Mo Willems' naked mole rats owe their rock 'n' roll sound to this composer
Composer Deborah Wicks La Puma has written music for a pigeon, an elephant and a pig...and now, a colony of naked mole rats. That's what you do when you work with Mo Willems, the author and illustrator of Don't Let The Pigeon Drive the Bus and other children's books.
Their latest collaboration is the new, animated version of Willems' Naked Mole Rat Gets Dressed: The Underground Rock Experience, now airing on HBO Max.
Why naked mole rats?
"They're weird. They're yucky. They're inherently outsiders," Willems says with his trademark subversive glee.
"It's the same thing as a pigeon. Everybody else is going to do wonderful bears and bunnies and all these adorable fluffy things, so take the terrible thing because then it's yours."
In Naked Mole Rat Gets Dressed, a naked mole rat named Wilbur (Jordan Fisher) discovers clothes in a culture where they're banned.
And once he does, he really likes it. In an epic, emotional, Freddie Mercury-style rock ballad, Wilbur unleashes his joy.

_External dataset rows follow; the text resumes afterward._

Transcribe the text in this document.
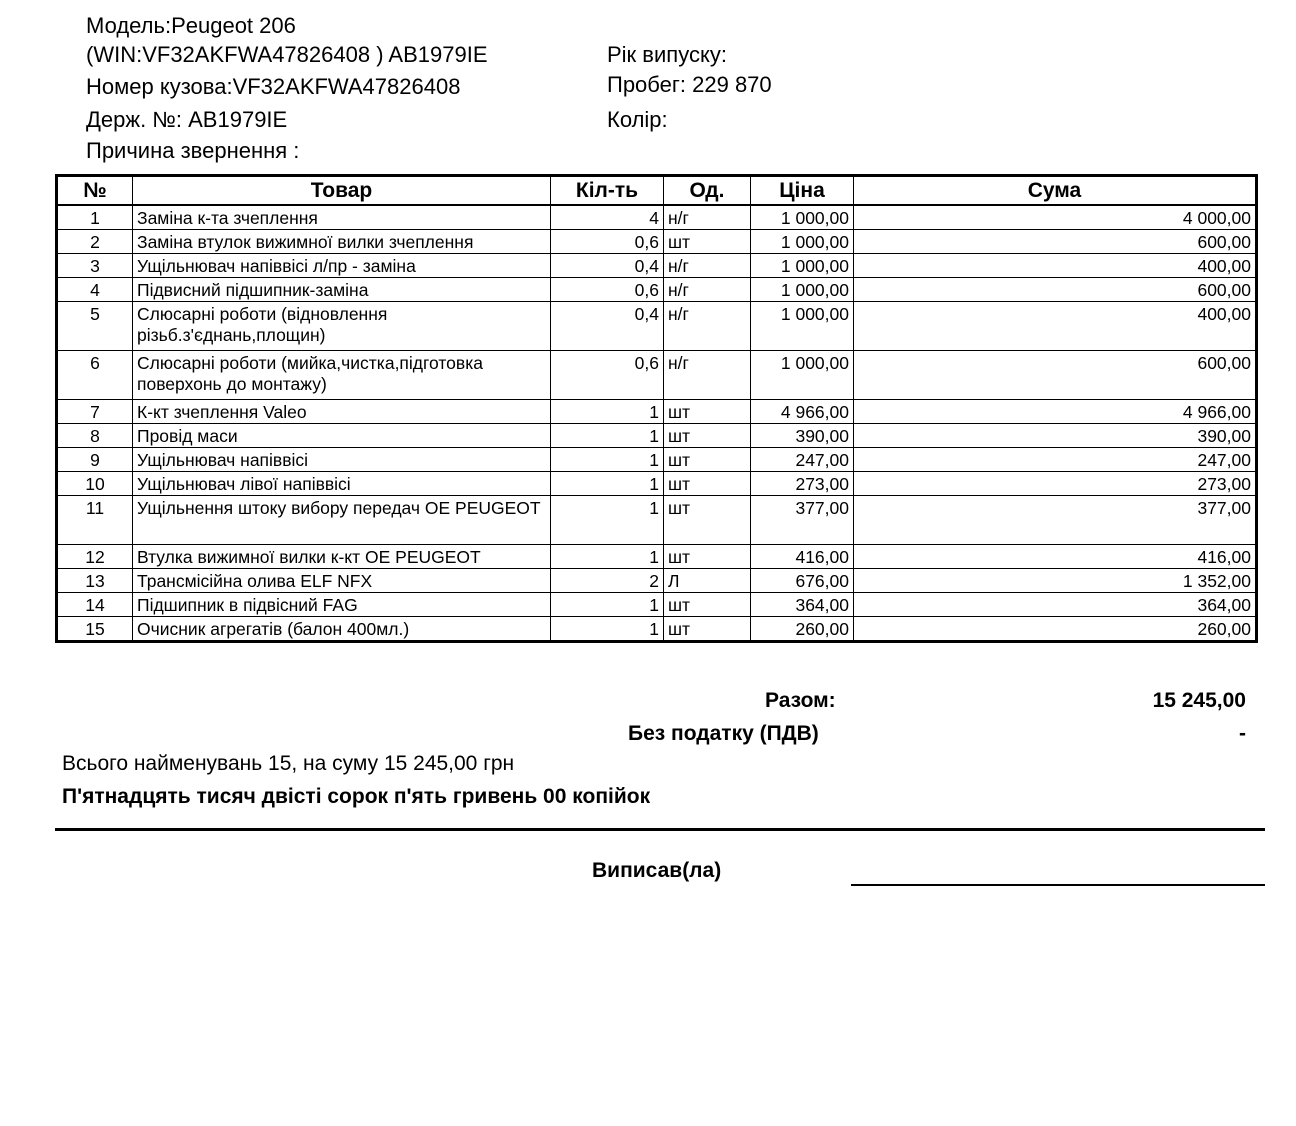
Модель:Peugeot 206
(WIN:VF32AKFWA47826408 ) AB1979IE
Номер кузова:VF32AKFWA47826408
Держ. №: AB1979IE
Причина звернення :
Рік випуску:
Пробег: 229 870
Колір:
№	Товар	Кіл-ть	Од.	Ціна	Сума
1	Заміна к-та зчеплення	4	н/г	1 000,00	4 000,00
2	Заміна втулок вижимної вилки зчеплення	0,6	шт	1 000,00	600,00
3	Ущільнювач напіввісі л/пр - заміна	0,4	н/г	1 000,00	400,00
4	Підвисний підшипник-заміна	0,6	н/г	1 000,00	600,00
5	Слюсарні роботи (відновлення різьб.з'єднань,площин)	0,4	н/г	1 000,00	400,00
6	Слюсарні роботи (мийка,чистка,підготовка поверхонь до монтажу)	0,6	н/г	1 000,00	600,00
7	К-кт зчеплення Valeo	1	шт	4 966,00	4 966,00
8	Провід маси	1	шт	390,00	390,00
9	Ущільнювач напіввісі	1	шт	247,00	247,00
10	Ущільнювач лівої напіввісі	1	шт	273,00	273,00
11	Ущільнення штоку вибору передач OE PEUGEOT	1	шт	377,00	377,00
12	Втулка вижимної вилки к-кт OE PEUGEOT	1	шт	416,00	416,00
13	Трансмісійна олива ELF NFX	2	Л	676,00	1 352,00
14	Підшипник в підвісний FAG	1	шт	364,00	364,00
15	Очисник агрегатів (балон 400мл.)	1	шт	260,00	260,00
Разом:	15 245,00
Без податку (ПДВ)	-
Всього найменувань 15, на суму 15 245,00 грн
П'ятнадцять тисяч двісті сорок п'ять гривень 00 копійок
Виписав(ла)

"I kept crying when I was writing that song," says La Puma. "Even though obviously the song is about a rodent who's putting on clothes, I mean, it's very silly. But it touches those deeper themes of discovering who you are, embracing who you are, and then having that courage to live that life."

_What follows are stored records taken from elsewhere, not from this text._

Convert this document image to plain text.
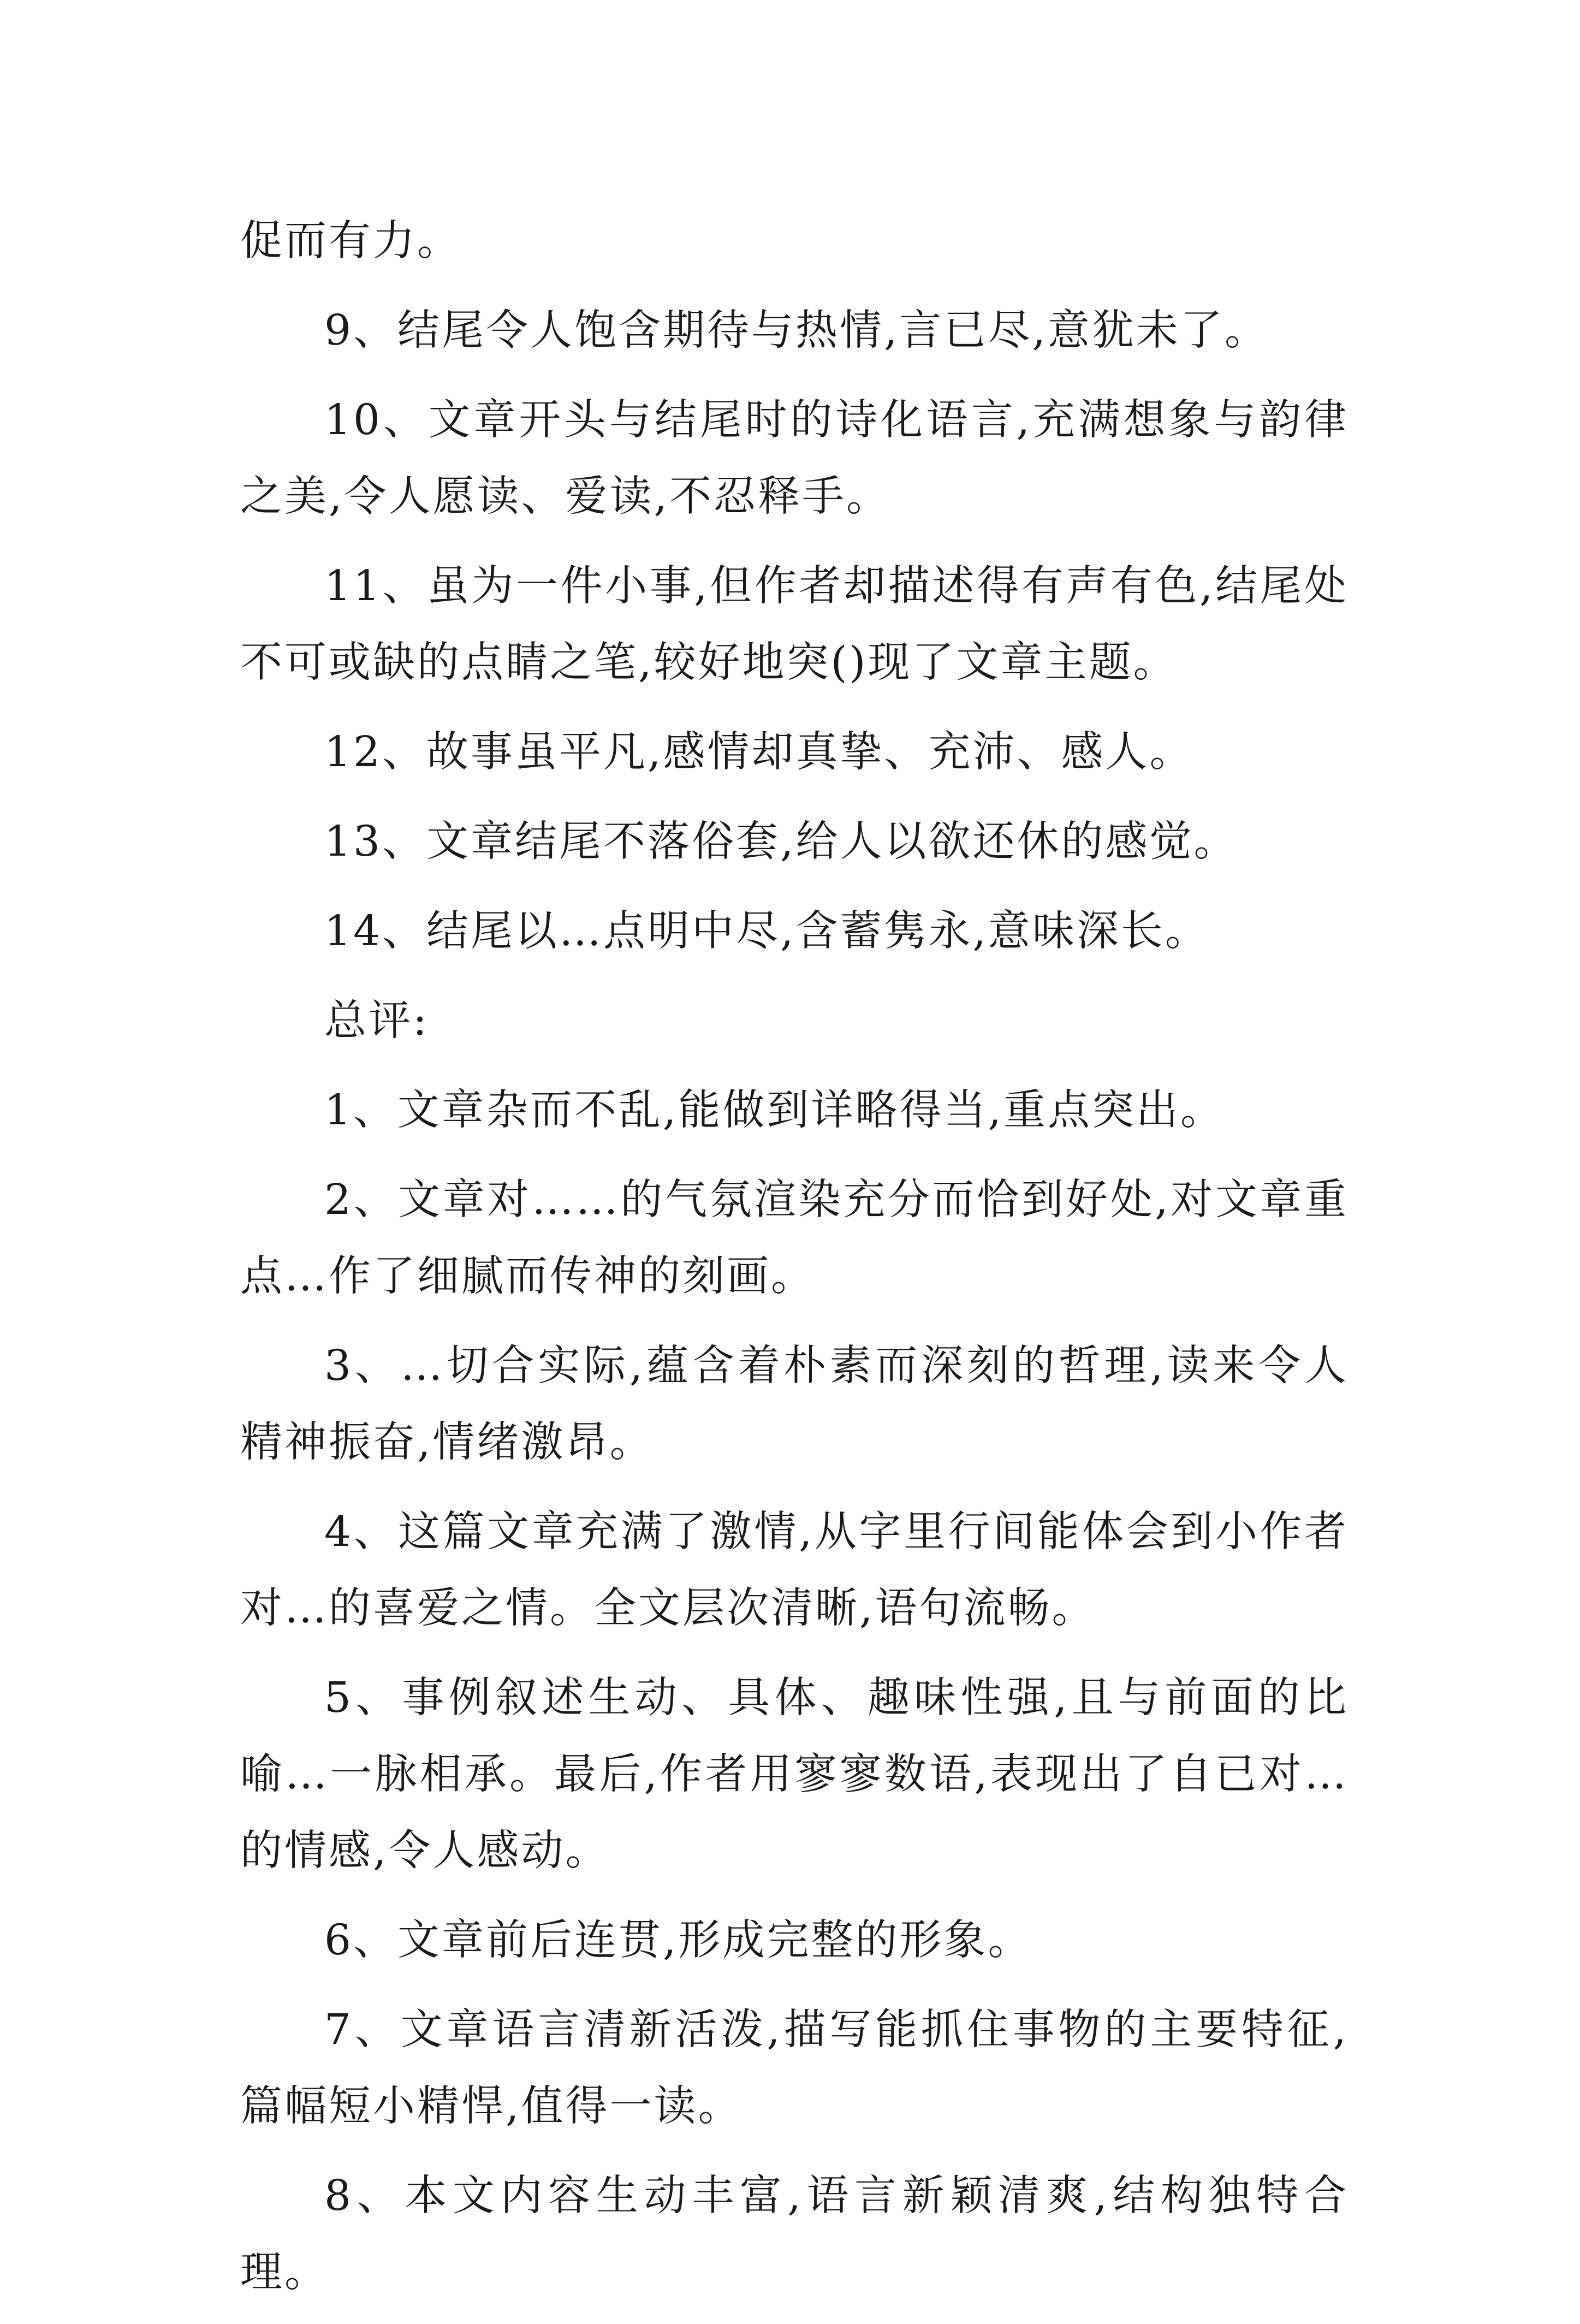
促而有力。

9、结尾令人饱含期待与热情,言已尽,意犹未了。

10、文章开头与结尾时的诗化语言,充满想象与韵律之美,令人愿读、爱读,不忍释手。

11、虽为一件小事,但作者却描述得有声有色,结尾处不可或缺的点睛之笔,较好地突()现了文章主题。

12、故事虽平凡,感情却真挚、充沛、感人。

13、文章结尾不落俗套,给人以欲还休的感觉。

14、结尾以…点明中尽,含蓄隽永,意味深长。

总评:

1、文章杂而不乱,能做到详略得当,重点突出。

2、文章对……的气氛渲染充分而恰到好处,对文章重点…作了细腻而传神的刻画。

3、…切合实际,蕴含着朴素而深刻的哲理,读来令人精神振奋,情绪激昂。

4、这篇文章充满了激情,从字里行间能体会到小作者对…的喜爱之情。全文层次清晰,语句流畅。

5、事例叙述生动、具体、趣味性强,且与前面的比喻…一脉相承。最后,作者用寥寥数语,表现出了自已对…的情感,令人感动。

6、文章前后连贯,形成完整的形象。

7、文章语言清新活泼,描写能抓住事物的主要特征,篇幅短小精悍,值得一读。

8、本文内容生动丰富,语言新颖清爽,结构独特合理。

Willems says he loves working with La Puma because she knows what kids like. But also, "she laughs all the time but she's also very serious about the work."
True to form, La Puma laughs when she remembers wondering how Willems "would navigate the slightly problematic word 'naked,'" when writing the lyrics for the colony's underground (get it?) rock band's opening number in Naked Mole Rat Gets Dressed.

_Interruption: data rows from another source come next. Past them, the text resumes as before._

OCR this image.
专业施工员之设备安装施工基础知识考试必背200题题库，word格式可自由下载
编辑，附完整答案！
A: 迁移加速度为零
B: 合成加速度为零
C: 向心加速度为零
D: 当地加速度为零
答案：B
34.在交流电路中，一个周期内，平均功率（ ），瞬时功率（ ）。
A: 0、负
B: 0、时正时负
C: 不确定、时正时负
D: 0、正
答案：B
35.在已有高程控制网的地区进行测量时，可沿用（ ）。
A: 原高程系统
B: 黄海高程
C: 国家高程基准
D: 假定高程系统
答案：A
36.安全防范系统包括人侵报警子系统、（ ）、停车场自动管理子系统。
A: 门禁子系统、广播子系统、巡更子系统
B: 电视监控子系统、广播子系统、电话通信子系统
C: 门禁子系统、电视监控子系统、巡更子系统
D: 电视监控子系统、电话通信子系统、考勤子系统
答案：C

"And then I got his first draft of the lyrics and they were, 'Naked, naked, naked, naked, naked mole rats.' And I was like, 'Ok, this is how we're going to work. We're just embracing it. We're repeating this word and everyone's gonna get over it right in the opening song.'"
When Willems and La Puma were thinking about the kinds of songs they wanted for their rock opera, they put together a playlist of their favorite music from the '80s, including Elton John, Queen, ACDC, Bryan Adams, The Who and Pink Floyd.
La Puma may be a natural choice, because she once dreamt of becoming a rock star herself. Born to a Mexican mother and a father who grew up in Southern California, La Puma was a Navy brat whose family moved around a lot: Europe, South America. When she was a teenager she was in a rock band called "Technical Difficulty."
"Then I sort of came to the realization, I'm not quite cool enough to be a rock star. But I might be cool enough to be a composer for musical theater."
It turns out, she says, that writing music for children was a great career move because it's so hopeful, and such an effective tool for teaching empathy and community.
In the early 1990s, La Puma began a longtime partnership with playwright Karen Zacarias. They've written 10 children's shows together, many of them inspired by their shared Latinx heritage, including Ferdinand the Bull, Looking for Roberto Clemente and Cinderella Eats Rice and Beans.
Zacarias says one of the reasons she likes working with La Puma so much is that she's not afraid to throw out a song she's written if it's not working.
"She has no ego . . . she comes and listens. That doesn't mean she doesn't have opinions, but she comes in with an open heart and always wants to make the work better," Zacarias says.
Zacarias was a little worried when La Puma started working with Mo Willems. "I was like, that man's gonna snap her away from me," she laughs. "And sure enough..."
Zacarias has a message for him: "I'm so happy to share Debbie Wicks La Puma with you, Mo, but just know she was my collaborator first."
Deborah Wicks La Puma and Mo Willems' Naked Mole Rat Gets Dressed: The Underground Rock Experience is on HBO Max.